Now a Nordic research project is starting to stop the spread.
– This is one of the five biggest threats to the earth’s biological diversity, says Björn Källström, marine biologist and researcher in the project.
It is no bigger than a couple of centimetres, but the bladder crab, together with around 50 other invasive species, poses a danger to biological diversity. In the Climate invasives project, researchers from the three Nordic neighboring countries around the North Sea will collaborate to find out more about the new visitors who threaten to displace native species and disrupt the ecosystem.
– In addition to the blue crab, we look at the brush crab, the clinging jellyfish, the oyster drill and the felt sea urchin, says Björn Källström.
Wants the public’s help
The species often reach Swedish waters by ship and then spread with currents to new locations.

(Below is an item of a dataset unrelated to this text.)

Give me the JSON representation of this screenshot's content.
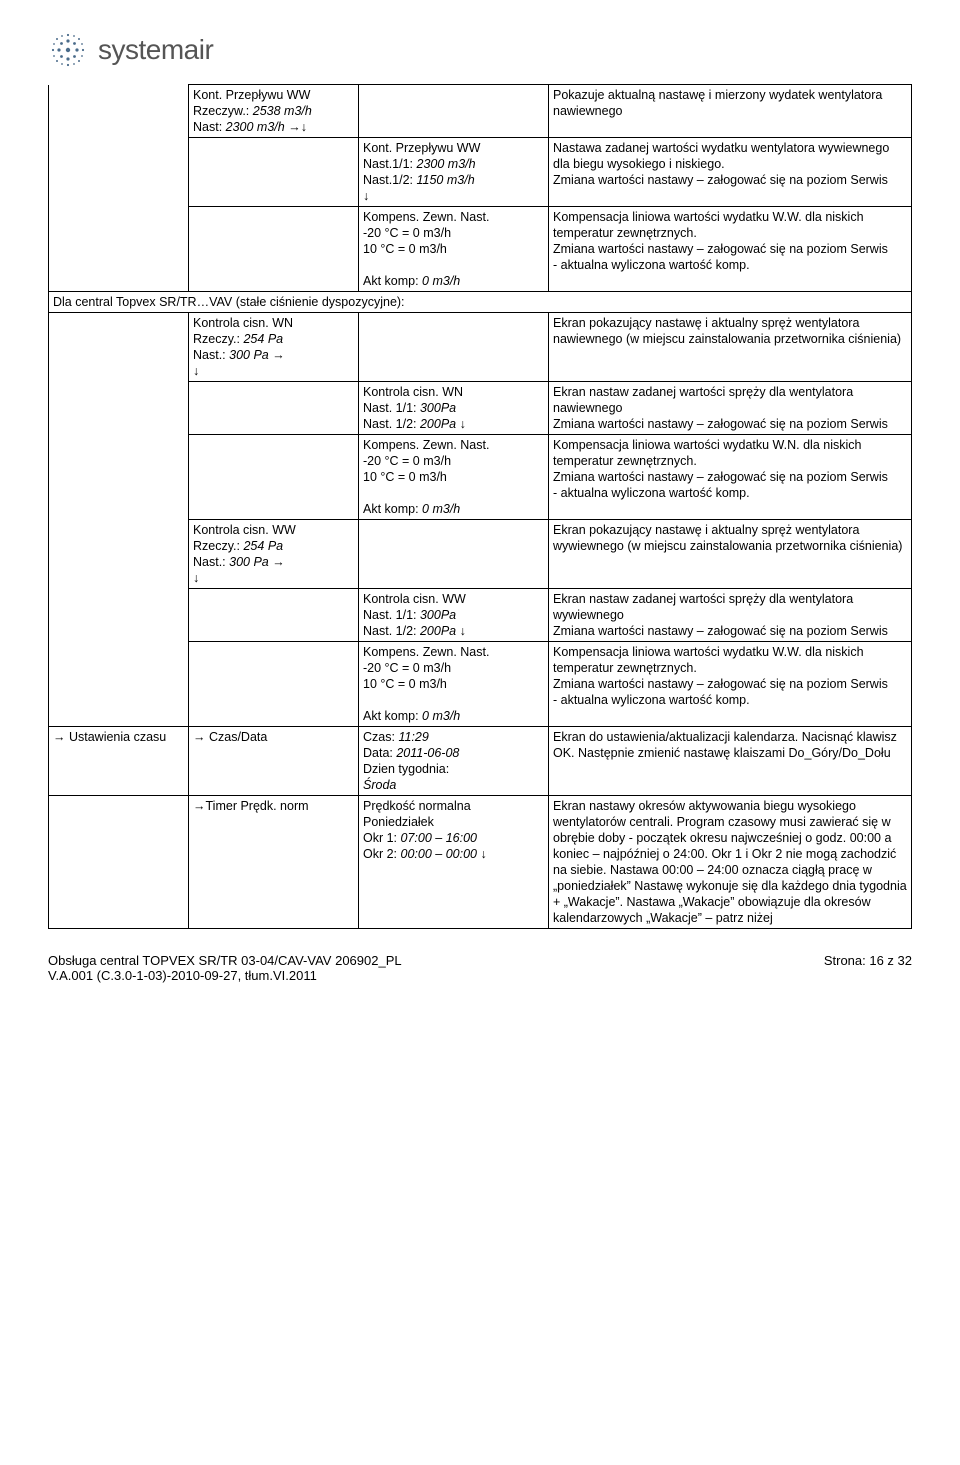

To find out more about how these currents move, the project will launch so-called drifters, a kind of floating buoy, whose data can then be entered to see where there is a risk of spreading.
The project runs until 2025 and in the meantime it is hoped to get the public’s help in finding and reporting what and where unwelcome species have been found. Björn Källman describes how the common Swedish beach crab that is part of our marine flora has an almost hexagonal shell, while the invasive blue crab is more square and has striped legs. If you find it, please report the find on SLU’s species database rappen.nu.
– We researchers are quite few, so we train ordinary people to become so-called citizen researchers. This means that there will be significantly more of us who can discover the species. Crab-fishing children, for example, can be very helpful.